Quand l’éditrice Danielle Laurin lui a proposé de faire un livre mettant en lumière trois moments marquants de sa vie, Simon Boulerice a sauté sur l’occasion. « Ça faisait longtemps que je voulais écrire sur l’arrivée du théâtre dans ma vie, sur ces années hyper formatrices et douloureuses, pour montrer comment ça a transformé ma nature. » Il était « né pour l’obscurité », dit-il dans le livre, la rencontre avec le théâtre au secondaire lui a fait découvrir un autre Simon, capable de s’allumer sous les projecteurs et même de sortir de sa solitude. « C’est comme si le théâtre m’avait pris par la main. » Il parle aussi de sa formation en théâtre au cégep, pas toujours facile – « personne ne passe à travers ça comme un poisson dans l’eau » –, mais qui lui a permis de se définir et de « multiplier son identité ». « Ça a ajouté des couches à ce que j’étais. » Par exemple, il a perdu le stress de parler en public, lui qui, enfant, faisait un exposé oral comme s’il allait à l’abattoir. « Le petit garçon que j’ai été, il ne pourrait pas comprendre ce que je suis devenu. »

Présence médiatique

En plus de l’entendre régulièrement à la radio, on voit de plus en plus Simon Boulerice à la télévision.
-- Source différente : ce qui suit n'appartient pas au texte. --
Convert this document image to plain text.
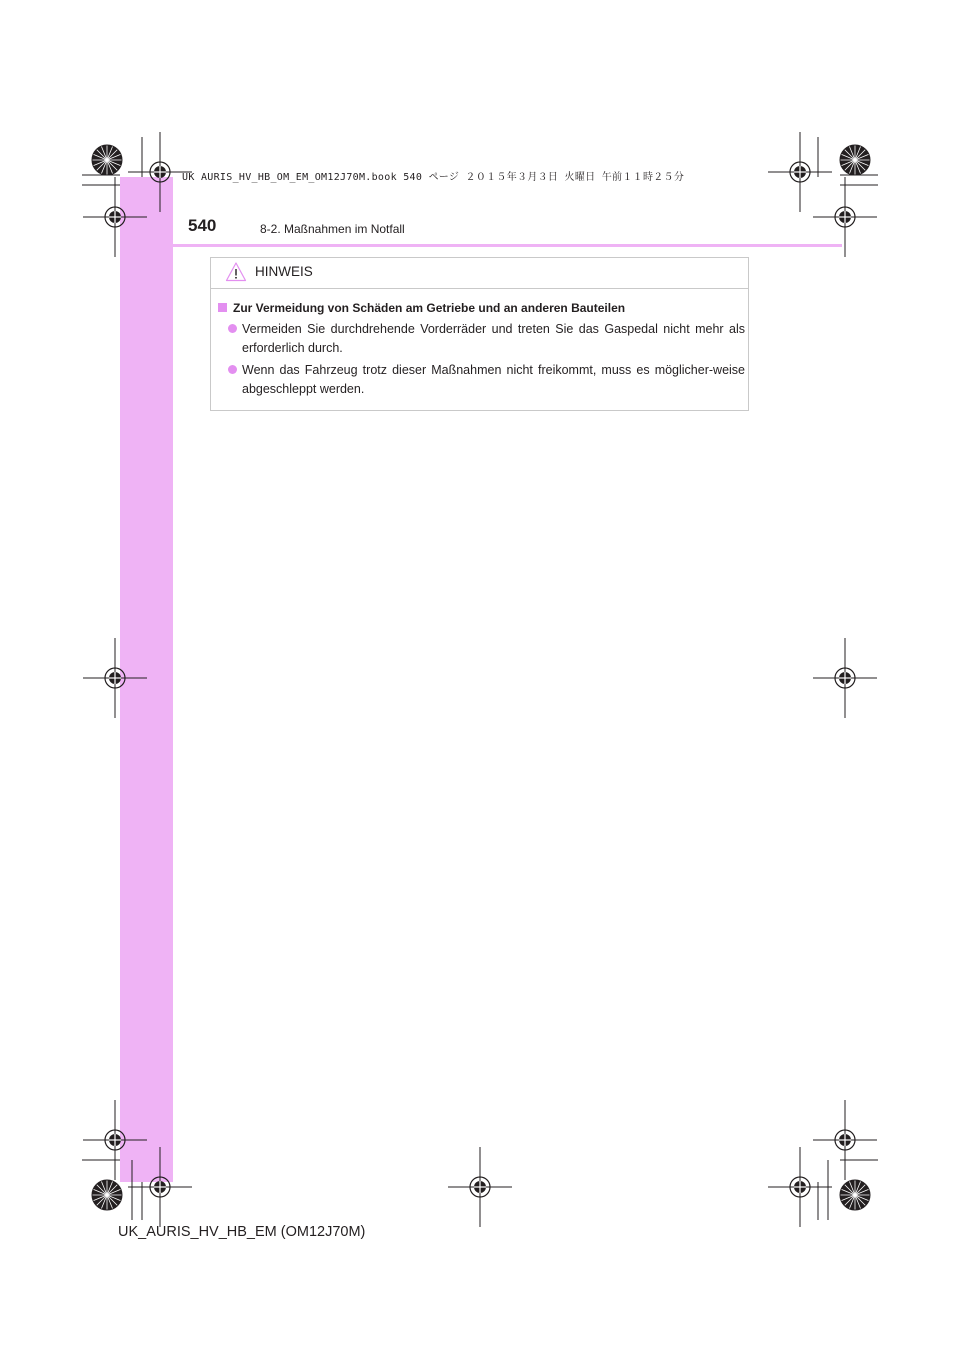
UK AURIS_HV_HB_OM_EM_OM12J70M.book 540 ページ ２０１５年３月３日 火曜日 午前１１時２５分
540	8-2. Maßnahmen im Notfall
HINWEIS
Zur Vermeidung von Schäden am Getriebe und an anderen Bauteilen
Vermeiden Sie durchdrehende Vorderräder und treten Sie das Gaspedal nicht mehr als erforderlich durch.
Wenn das Fahrzeug trotz dieser Maßnahmen nicht freikommt, muss es möglicher-weise abgeschleppt werden.
UK_AURIS_HV_HB_EM (OM12J70M)
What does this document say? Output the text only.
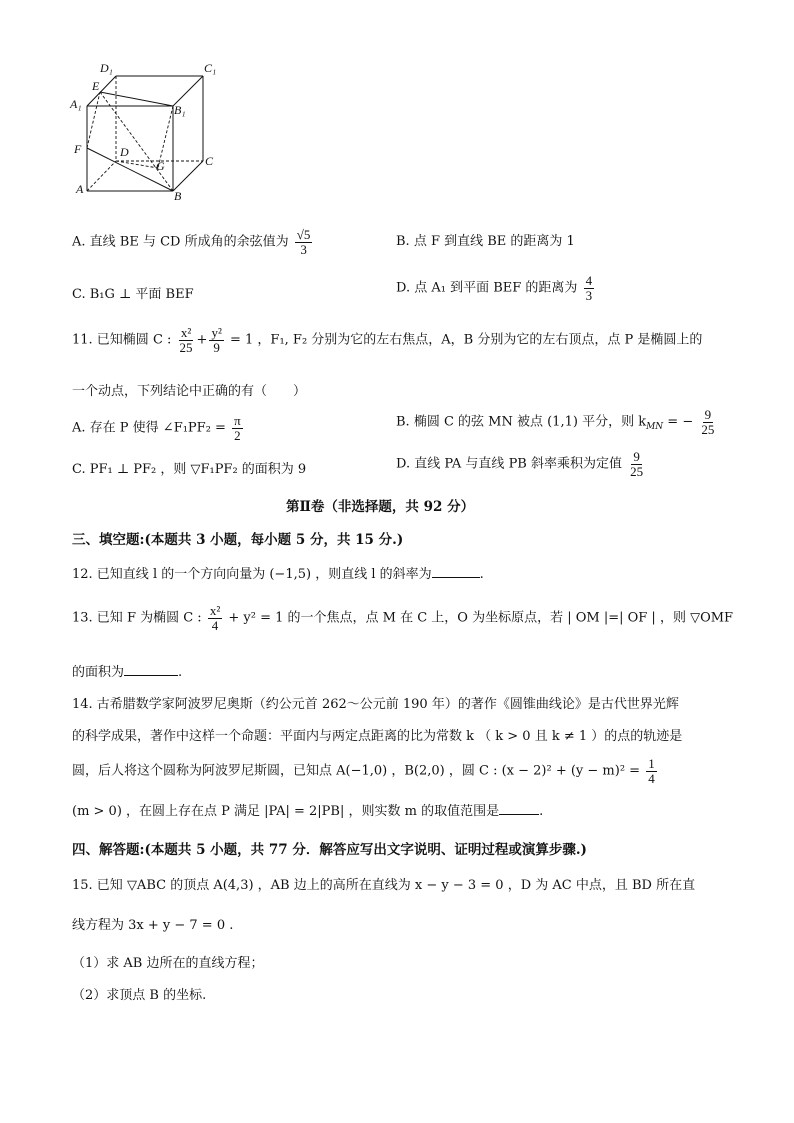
D₁	C₁
E
A₁	B₁
F	D
G	C
A	B
A. 直线 BE 与 CD 所成角的余弦值为 $\frac{√5}{3}$	B. 点 F 到直线 BE 的距离为 1
C. B₁G ⊥ 平面 BEF	D. 点 A₁ 到平面 BEF 的距离为 $\frac{4}{3}$
11. 已知椭圆 C : $\frac{\text{x²}}{25} + \frac{\text{y²}}{9} = 1$ ，F₁, F₂ 分别为它的左右焦点，A，B 分别为它的左右顶点，点 P 是椭圆上的
一个动点，下列结论中正确的有（　　）
A. 存在 P 使得 ∠F₁PF₂ = $\frac{\pi}{2}$	B. 椭圆 C 的弦 MN 被点 (1,1) 平分，则 $k_{MN}$ = − $\frac{9}{25}$
C. PF₁ ⊥ PF₂ ，则 ▽F₁PF₂ 的面积为 9	D. 直线 PA 与直线 PB 斜率乘积为定值 $\frac{9}{25}$
第Ⅱ卷（非选择题，共 92 分）
三、填空题:(本题共 3 小题，每小题 5 分，共 15 分.)
12. 已知直线 l 的一个方向向量为 (−1,5) ，则直线 l 的斜率为	.
13. 已知 F 为椭圆 C : $\frac{\text{x²}}{4} + y^2 = 1$ 的一个焦点，点 M 在 C 上，O 为坐标原点，若 | OM |=| OF | ，则 ▽OMF
的面积为	.
14. 古希腊数学家阿波罗尼奥斯（约公元首 262～公元前 190 年）的著作《圆锥曲线论》是古代世界光辉
的科学成果，著作中这样一个命题：平面内与两定点距离的比为常数 k （ k > 0 且 k ≠ 1 ）的点的轨迹是
圆，后人将这个圆称为阿波罗尼斯圆，已知点 A(−1,0) ，B(2,0) ，圆 C : $(x - 2)^2 + (y - m)^2 = \frac{1}{4}$
(m > 0) ，在圆上存在点 P 满足 |PA| = 2|PB| ，则实数 m 的取值范围是	.
四、解答题:(本题共 5 小题，共 77 分．解答应写出文字说明、证明过程或演算步骤.)
15. 已知 ▽ABC 的顶点 A(4,3) ，AB 边上的高所在直线为 x − y − 3 = 0 ，D 为 AC 中点，且 BD 所在直
线方程为 3x + y − 7 = 0 .
（1）求 AB 边所在的直线方程；
（2）求顶点 B 的坐标.
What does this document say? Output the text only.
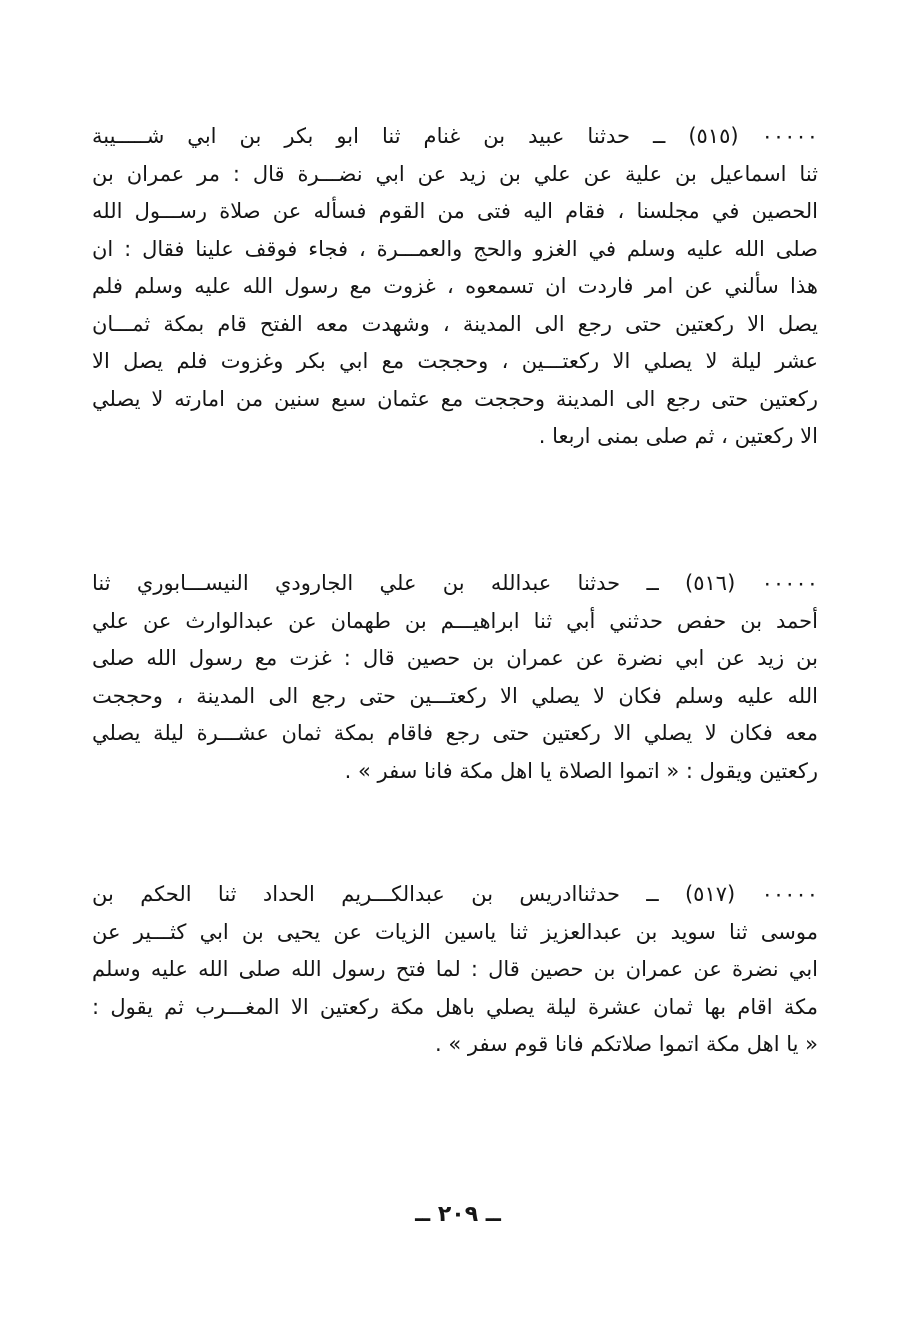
٠٠٠٠٠ (٥١٥) ــ حدثنا عبيد بن غنام ثنا ابو بكر بن ابي شـــــيبة
ثنا اسماعيل بن علية عن علي بن زيد عن ابي نضـــرة قال : مر عمران بن
الحصين في مجلسنا ، فقام اليه فتى من القوم فسأله عن صلاة رســـول الله
صلى الله عليه وسلم في الغزو والحج والعمـــرة ، فجاء فوقف علينا فقال : ان
هذا سألني عن امر فاردت ان تسمعوه ، غزوت مع رسول الله عليه وسلم فلم
يصل الا ركعتين حتى رجع الى المدينة ، وشهدت معه الفتح قام بمكة ثمـــان
عشر ليلة لا يصلي الا ركعتـــين ، وحججت مع ابي بكر وغزوت فلم يصل الا
ركعتين حتى رجع الى المدينة وحججت مع عثمان سبع سنين من امارته لا يصلي
الا ركعتين ، ثم صلى بمنى اربعا .
٠٠٠٠٠ (٥١٦) ــ حدثنا عبدالله بن علي الجارودي النيســـابوري ثنا
أحمد بن حفص حدثني أبي ثنا ابراهيـــم بن طهمان عن عبدالوارث عن علي
بن زيد عن ابي نضرة عن عمران بن حصين قال : غزت مع رسول الله صلى
الله عليه وسلم فكان لا يصلي الا ركعتـــين حتى رجع الى المدينة ، وحججت
معه فكان لا يصلي الا ركعتين حتى رجع فاقام بمكة ثمان عشـــرة ليلة يصلي
ركعتين ويقول : « اتموا الصلاة يا اهل مكة فانا سفر » .
٠٠٠٠٠ (٥١٧) ــ حدثناادريس بن عبدالكـــريم الحداد ثنا الحكم بن
موسى ثنا سويد بن عبدالعزيز ثنا ياسين الزيات عن يحيى بن ابي كثـــير عن
ابي نضرة عن عمران بن حصين قال : لما فتح رسول الله صلى الله عليه وسلم
مكة اقام بها ثمان عشرة ليلة يصلي باهل مكة ركعتين الا المغـــرب ثم يقول :
« يا اهل مكة اتموا صلاتكم فانا قوم سفر » .
ــ ٢٠٩ ــ
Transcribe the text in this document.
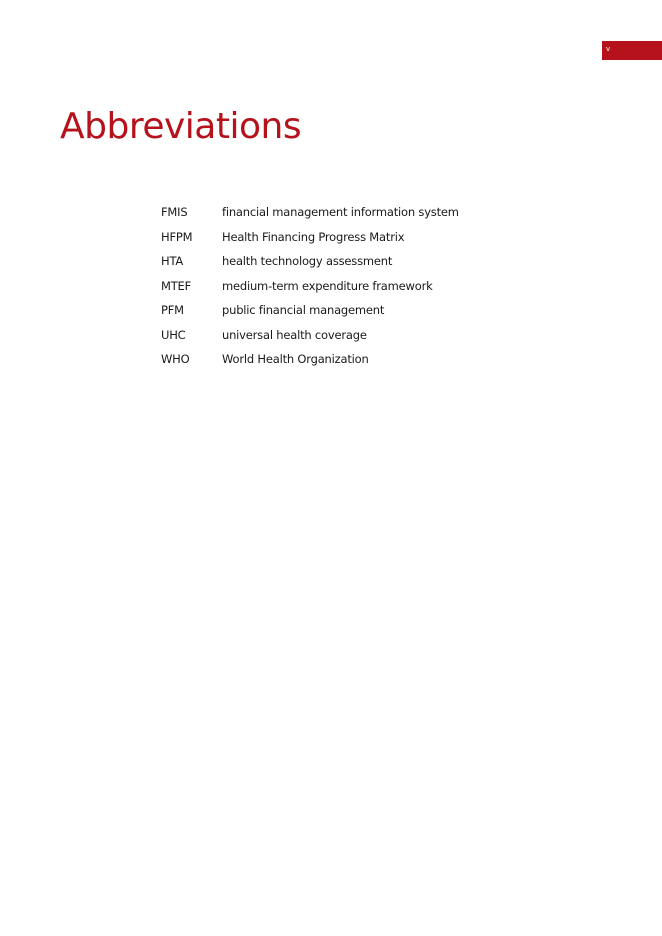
v
Abbreviations
FMIS	financial management information system
HFPM	Health Financing Progress Matrix
HTA	health technology assessment
MTEF	medium-term expenditure framework
PFM	public financial management
UHC	universal health coverage
WHO	World Health Organization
Il admet qu’il y a eu un tournant il y a environ deux ans, et que depuis, il est dans un tourbillon. « Je peux comprendre que pour certains, on me voit beaucoup, mais plein de gens me découvrent encore. » Son enthousiasme y est probablement pour quelque chose, par rapport à d’autres invités qui peuvent avoir l’air de s’ennuyer. « C’est un privilège de passer à la télé, si on t’offre une tribune, prends-la intelligemment, mais aussi dans la joie ! » Lui, en tout cas, entend l’utiliser de manière constructive en parlant de culture et d’œuvres qui le font vibrer, et il aime se voir dans le rôle de transmetteur. « J’ai adoré Johanne Fontaine et Catherine Bégin, auxquelles je dédie le livre, pour leurs qualités de passeuses de passion. J’espère faire partie de ces gens capables de prendre le spotlight pour eux puis de le partager. C’est la moindre des choses, moi qui ai tant voulu avoir un peu de lumière, de ne pas toute la garder pour moi. »

IMAGE FOURNIE PAR QUÉBEC AMÉRIQUE

Pleurer au fond des mascottes, de Simon Boulerice

Pleurer au fond des mascottes, de Simon Boulerice. Québec Amérique. 185 pages.